駅前には広場があり、そこから幾重にも放射状に広がる道があった。逆に見ればここは収束点。広場の前は京阪神の航路があった場所(旧港という。後に北に新たな港=新港に移った)。船の待合室は鹿鳴館のような瀟洒な建物でハイカラ館とも呼ばれていたが、ぼくが子どもの頃にはユーレイ屋敷と呼ぶようになっていた。さらに昭和の終わりを告げる頃に廃線となり、やがて航路も廃止となった。
往時を知らない人には信じられない話だが、かつては四国の東玄関と呼ばれ、紙テープに見送られて多くの人が旅立った。ちくわ売りのおばさんもいた。鉄道は10数両を連ねて高知、高松、松山へそれぞれ直行する準急列車(今でいう特急)があったらしい。駅は広大な保線区、車両基地でSLが格納されていた。駅近くの踏切は車両の入れ替えなどで頻繁に遮断機が降りる。それは人の手でハンドルを回して上げ下げしていた。保線区内には石炭の貯蔵庫もあった。桜並木やバッタやコオロギがいる野原は鉄道の敷地内であったが、子どもが虫取りをするぐらいは大目に見てくれた。蚊に噛まれて痒いことをかゆいことを除けば1メートル四方に数え切れない虫がいる楽園だった。

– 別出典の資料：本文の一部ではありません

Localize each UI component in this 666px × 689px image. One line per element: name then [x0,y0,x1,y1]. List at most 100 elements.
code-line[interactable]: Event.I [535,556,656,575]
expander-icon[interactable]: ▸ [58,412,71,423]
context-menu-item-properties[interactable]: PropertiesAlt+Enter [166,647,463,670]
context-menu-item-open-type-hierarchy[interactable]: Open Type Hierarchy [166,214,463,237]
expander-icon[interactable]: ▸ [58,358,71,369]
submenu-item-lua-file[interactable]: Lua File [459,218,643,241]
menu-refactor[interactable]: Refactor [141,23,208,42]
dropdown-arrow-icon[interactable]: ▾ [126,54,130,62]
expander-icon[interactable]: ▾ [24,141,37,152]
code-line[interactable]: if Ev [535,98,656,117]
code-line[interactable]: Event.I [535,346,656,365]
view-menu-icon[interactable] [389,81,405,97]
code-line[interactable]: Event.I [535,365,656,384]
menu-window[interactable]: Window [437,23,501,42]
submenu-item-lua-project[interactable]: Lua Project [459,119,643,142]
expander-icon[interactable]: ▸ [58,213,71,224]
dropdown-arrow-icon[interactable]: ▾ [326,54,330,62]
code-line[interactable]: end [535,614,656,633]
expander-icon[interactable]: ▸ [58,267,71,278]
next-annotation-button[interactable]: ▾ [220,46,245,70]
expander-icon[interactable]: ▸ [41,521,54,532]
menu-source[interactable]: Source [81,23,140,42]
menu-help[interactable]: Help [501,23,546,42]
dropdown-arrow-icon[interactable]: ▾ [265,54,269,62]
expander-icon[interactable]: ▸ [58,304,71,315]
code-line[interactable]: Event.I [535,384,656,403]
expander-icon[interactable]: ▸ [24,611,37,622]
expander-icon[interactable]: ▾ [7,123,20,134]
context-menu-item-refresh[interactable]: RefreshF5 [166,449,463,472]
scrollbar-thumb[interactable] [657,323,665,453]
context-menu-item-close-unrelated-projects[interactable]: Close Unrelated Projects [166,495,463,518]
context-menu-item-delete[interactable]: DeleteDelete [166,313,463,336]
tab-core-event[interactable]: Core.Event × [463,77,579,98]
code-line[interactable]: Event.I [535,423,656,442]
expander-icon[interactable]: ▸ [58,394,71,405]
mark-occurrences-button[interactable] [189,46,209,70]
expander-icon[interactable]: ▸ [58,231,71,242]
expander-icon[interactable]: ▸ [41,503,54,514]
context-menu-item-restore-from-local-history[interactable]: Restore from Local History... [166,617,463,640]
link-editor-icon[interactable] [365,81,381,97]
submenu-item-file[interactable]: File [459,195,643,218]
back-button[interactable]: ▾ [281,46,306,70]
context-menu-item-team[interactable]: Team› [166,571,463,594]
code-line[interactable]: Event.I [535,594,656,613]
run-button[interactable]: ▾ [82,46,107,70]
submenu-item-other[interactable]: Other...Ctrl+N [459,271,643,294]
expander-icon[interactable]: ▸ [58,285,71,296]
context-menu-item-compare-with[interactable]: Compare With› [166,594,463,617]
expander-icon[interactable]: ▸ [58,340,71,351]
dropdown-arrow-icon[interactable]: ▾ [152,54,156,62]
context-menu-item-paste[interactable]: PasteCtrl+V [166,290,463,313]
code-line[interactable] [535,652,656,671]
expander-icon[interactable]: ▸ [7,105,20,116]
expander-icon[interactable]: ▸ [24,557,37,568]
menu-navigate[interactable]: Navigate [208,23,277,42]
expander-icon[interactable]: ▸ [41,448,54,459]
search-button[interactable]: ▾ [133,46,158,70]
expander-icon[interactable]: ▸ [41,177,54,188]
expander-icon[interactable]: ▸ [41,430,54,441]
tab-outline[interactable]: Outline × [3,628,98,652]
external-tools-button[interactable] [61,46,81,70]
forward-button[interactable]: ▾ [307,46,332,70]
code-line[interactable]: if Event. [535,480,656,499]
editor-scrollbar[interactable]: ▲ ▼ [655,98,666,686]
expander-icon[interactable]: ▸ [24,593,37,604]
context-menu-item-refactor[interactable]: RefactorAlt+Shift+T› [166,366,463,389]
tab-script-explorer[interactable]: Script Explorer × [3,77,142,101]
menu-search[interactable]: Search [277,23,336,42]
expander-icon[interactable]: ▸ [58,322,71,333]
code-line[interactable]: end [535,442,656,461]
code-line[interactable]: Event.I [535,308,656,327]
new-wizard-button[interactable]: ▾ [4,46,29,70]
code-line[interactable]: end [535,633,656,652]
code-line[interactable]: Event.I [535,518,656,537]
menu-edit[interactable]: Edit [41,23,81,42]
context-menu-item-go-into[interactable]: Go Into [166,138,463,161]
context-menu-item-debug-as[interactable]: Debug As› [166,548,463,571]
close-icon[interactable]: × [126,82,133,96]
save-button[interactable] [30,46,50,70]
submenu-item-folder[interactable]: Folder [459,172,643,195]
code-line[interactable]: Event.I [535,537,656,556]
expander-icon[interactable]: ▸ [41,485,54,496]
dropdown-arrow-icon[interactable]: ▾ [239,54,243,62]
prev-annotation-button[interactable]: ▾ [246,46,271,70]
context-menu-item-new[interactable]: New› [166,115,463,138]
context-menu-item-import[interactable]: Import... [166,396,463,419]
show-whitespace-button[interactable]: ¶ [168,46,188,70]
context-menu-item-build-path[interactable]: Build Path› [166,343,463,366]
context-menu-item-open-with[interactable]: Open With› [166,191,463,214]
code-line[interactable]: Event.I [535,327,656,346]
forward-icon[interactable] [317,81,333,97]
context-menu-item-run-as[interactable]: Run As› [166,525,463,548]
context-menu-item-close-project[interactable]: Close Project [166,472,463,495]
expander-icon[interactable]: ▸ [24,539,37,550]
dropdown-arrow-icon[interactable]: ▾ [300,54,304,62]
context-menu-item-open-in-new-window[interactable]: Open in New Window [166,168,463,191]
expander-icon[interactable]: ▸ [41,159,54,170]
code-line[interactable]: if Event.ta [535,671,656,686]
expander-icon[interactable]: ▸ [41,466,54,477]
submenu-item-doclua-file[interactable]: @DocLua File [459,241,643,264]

昔話をしても仕方がないしぼくも年寄りではない。すみません。前置きが長すぎました。
写真はこちらです。かつての旧港と呼ばれた神田瀬川沿いの場所です。
梅雨明け後の夕立を伴う天気の日はとにかく雲と黄昏が美しい。燃えるような光は最後の審判のようだし、ほのかな残照にもためいきのような情熱を感じた。これで終わりかと思ったら最後に予想外の朱に染まった。